The area was ranked as one of the worst in the nation for both emotional and physical health. Respondents to Gallup’s survey from the area were more likely to say they were sad, angry, worried or depressed than those in nearly all other metro areas. Just 74% of residents had no health problems that prevented them from age-appropriate activities, while just under 65% were well rested the day before, both among the lower proportions in the country. In addition to poor health, Mobile had one of the nation’s higher crime rates in 2011, at 608.2 crimes per 100,000 residents, compared to 386.3 crimes per 100,000 nationwide. Worse, Mobile had 11.3 murders per 100,000 people that year, the 10th highest figure of any metro area in the country.

2. Huntington-Ashland, W.Va.-Ky.-Ohio
> Well-being index score: 61.2
> Obesity: 37.7%
> Median household income: $36,894
> Adult population with high school diploma or higher: 83.7%

The Huntington area rates as one of the nation’s worst metropolitan areas for healthy behavior and emotional health, as well as the single worst for physical health. In addition to infrequent exercise, residents also worried and stressed more than nearly all other Americans.

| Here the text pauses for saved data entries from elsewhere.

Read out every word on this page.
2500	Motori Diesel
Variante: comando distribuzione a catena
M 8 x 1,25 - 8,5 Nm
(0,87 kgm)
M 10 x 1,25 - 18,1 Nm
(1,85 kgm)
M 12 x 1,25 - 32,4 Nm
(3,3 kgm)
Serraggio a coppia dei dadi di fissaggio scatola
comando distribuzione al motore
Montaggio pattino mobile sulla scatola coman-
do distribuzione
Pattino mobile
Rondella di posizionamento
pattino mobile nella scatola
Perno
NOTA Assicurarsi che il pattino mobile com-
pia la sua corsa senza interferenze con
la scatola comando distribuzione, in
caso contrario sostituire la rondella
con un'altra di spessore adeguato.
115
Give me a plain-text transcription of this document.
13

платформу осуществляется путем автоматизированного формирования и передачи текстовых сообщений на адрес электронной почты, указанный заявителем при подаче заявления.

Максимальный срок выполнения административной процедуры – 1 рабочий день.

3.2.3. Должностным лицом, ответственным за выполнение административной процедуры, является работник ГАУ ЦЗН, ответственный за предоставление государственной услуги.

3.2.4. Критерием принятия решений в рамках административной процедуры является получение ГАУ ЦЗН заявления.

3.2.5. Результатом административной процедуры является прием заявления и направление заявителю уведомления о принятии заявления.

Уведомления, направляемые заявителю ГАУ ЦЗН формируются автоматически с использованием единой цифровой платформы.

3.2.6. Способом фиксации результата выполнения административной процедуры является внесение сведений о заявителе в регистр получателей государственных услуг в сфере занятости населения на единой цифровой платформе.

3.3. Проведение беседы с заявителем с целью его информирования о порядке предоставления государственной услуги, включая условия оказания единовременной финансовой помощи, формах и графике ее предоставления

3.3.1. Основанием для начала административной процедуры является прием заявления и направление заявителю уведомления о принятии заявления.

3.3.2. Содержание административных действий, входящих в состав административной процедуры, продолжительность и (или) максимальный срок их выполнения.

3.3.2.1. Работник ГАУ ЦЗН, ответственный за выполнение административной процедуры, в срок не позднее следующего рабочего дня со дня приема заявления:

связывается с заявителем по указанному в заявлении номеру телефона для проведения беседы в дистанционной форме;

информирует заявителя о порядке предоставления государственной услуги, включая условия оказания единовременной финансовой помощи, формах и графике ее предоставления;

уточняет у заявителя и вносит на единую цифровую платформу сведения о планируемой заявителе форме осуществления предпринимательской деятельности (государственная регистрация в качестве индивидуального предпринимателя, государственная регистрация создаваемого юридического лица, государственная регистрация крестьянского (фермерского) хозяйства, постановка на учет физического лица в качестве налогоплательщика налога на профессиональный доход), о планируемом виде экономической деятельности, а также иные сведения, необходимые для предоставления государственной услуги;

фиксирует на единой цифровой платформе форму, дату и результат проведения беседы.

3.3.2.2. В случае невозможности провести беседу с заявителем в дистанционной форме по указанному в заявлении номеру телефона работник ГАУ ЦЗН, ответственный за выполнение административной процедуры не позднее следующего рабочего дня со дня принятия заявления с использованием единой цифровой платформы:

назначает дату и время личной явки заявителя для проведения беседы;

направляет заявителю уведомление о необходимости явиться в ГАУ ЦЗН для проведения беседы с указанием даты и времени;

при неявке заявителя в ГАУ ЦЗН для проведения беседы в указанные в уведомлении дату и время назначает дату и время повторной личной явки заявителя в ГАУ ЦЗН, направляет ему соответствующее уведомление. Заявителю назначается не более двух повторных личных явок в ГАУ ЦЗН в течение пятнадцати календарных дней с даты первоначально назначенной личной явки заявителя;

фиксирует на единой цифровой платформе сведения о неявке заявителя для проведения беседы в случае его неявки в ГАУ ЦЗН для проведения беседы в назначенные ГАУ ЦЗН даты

Among survey respondents from the area, just 77% told Gallup they had enough energy to do the things they wanted to, while only about two-thirds could participate in age-appropriate physical activities — both among the worst figures in the United States. In 2011, the area’s median household income was $36,894, while 19.9% of people lived below the poverty line, both considerably worse than figures for the nation overall.

1. Charleston, W.Va.
> Well-being index score: 60.8
> Obesity: 32.9%
> Median household income: $40,990
> Adult population with high school diploma or higher: 85.5%

Charleston was the worst performing metro area on Gallup’s well-being index for 2012. The area scored lower for emotional health than anywhere else in the U.S., with residents among the most likely to report they were stressed, angry, sad and worried. Additionally, only the Huntington metro area received a lower score for physical health. Charleston residents reported the highest rate of smoking and the worst access to a safe place to exercise, which may contribute to the fact that it is the second-most obese metro area in the nation.